Edited October 12, 2017 by Tur0k

[FunkadelicRelic 10]

@@Tur0k - thanks for posting. Can I ask, why are you specifying resolvers globalresolvers in your backend configuration? I can see you are pointing the DNS to 2 of your internal clients - do you not use Unbound on the pfSense instance itself? Were you seeing odd DNS lookups?

 

Just curious as that is about the only difference I can see between our configs.

[Tur0k 143]

@@Tur0k - thanks for posting. Can I ask, why are you specifying resolvers globalresolvers in your backend configuration? I can see you are pointing the DNS to 2 of your internal clients - do you not use Unbound on the pfSense instance itself? Were you seeing odd DNS lookups?

 

Just curious as that is about the only difference I can see between our configs.

I made some network changes in my home and now have 6 VLANS where I used to have only the default VLAN.  I had some trouble with it and my reverse proxy.  I run the local DNS resolver in PFSENSE and found that i forgot to add all the new VLANs to the network interfaces section.  this caused queries from some of my vlans to come up with nothing.

[FunkadelicRelic 10]

So just a bit of an update.

 

I picked up a new nVidia Shield TV (2017) today, and Emby works just fine through my HAProxy config.
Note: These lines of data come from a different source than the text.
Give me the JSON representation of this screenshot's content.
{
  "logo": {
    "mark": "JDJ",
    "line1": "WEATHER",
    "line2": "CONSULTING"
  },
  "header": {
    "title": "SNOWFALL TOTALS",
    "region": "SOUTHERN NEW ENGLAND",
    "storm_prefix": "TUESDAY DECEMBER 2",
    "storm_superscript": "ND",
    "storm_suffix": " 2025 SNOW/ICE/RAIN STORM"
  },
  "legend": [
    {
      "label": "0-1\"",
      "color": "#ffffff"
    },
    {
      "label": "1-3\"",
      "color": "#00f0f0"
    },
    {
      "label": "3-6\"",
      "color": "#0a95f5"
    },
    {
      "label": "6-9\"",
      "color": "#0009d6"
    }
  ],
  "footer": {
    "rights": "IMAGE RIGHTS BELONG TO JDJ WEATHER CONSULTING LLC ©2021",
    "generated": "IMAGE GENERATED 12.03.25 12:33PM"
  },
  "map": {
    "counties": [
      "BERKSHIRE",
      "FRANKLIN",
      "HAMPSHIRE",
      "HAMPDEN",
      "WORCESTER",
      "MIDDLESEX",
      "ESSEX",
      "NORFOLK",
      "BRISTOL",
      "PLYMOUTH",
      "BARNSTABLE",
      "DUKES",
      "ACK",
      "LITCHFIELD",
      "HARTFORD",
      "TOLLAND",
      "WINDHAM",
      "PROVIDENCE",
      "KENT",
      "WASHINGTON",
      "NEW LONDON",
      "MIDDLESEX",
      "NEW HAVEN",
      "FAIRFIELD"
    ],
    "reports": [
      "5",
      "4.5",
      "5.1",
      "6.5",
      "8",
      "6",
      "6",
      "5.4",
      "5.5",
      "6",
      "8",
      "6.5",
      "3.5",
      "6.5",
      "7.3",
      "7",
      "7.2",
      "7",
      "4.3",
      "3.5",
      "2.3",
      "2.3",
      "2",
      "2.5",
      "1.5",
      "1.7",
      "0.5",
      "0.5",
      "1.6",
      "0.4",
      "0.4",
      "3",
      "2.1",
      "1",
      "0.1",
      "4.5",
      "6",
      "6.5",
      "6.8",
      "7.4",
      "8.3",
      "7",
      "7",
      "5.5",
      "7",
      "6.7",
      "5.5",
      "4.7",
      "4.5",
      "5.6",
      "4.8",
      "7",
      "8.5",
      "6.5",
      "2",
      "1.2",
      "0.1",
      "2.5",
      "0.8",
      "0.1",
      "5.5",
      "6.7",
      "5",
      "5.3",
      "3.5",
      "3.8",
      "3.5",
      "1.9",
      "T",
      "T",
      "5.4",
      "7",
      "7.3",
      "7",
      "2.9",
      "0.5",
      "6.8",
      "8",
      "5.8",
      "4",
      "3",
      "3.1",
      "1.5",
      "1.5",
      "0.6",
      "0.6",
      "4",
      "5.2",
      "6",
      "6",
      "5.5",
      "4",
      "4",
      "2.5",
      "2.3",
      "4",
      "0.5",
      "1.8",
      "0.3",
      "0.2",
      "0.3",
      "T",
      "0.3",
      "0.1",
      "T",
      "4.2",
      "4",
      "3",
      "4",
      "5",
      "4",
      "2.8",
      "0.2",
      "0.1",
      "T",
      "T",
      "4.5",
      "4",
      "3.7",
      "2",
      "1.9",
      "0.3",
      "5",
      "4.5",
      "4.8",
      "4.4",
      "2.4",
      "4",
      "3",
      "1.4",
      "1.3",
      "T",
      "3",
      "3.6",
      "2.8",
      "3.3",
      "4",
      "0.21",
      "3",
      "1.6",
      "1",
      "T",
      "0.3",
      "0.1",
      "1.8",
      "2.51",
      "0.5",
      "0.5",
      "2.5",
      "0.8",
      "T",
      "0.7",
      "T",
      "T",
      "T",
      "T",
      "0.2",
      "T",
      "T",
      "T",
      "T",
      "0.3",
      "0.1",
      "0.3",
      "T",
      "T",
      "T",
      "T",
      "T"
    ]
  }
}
Everything I have thrown at it plays without fail.

 

I guess the issue may be either the older version of Android the TV was running or maybe the weaker specs. Who knows. All good from my point of view, I can fully make the switch from PLEX now. Happy days.

 

On a side note, I wish I'd bought a Shield TV earlier. We've put up with sluggish Android half-baked into the TV for nearly two years and the Shield just blows everything away. I am very happy with it. Even just navigating through the Emby GUI is a delight.

 

Now on to picking up a tuner so I can try out LiveTV! Then I'll never have to go back into the Sony menu ever again!

 

Thanks everyone who helped and contributed to the thread.

[CBers 6771]

@@FunkadelicRelic - That's why I have 3 Shield TV's

 

They are the best Android TV devices on the market.

 

The HDHomeRun devices work well with Emby.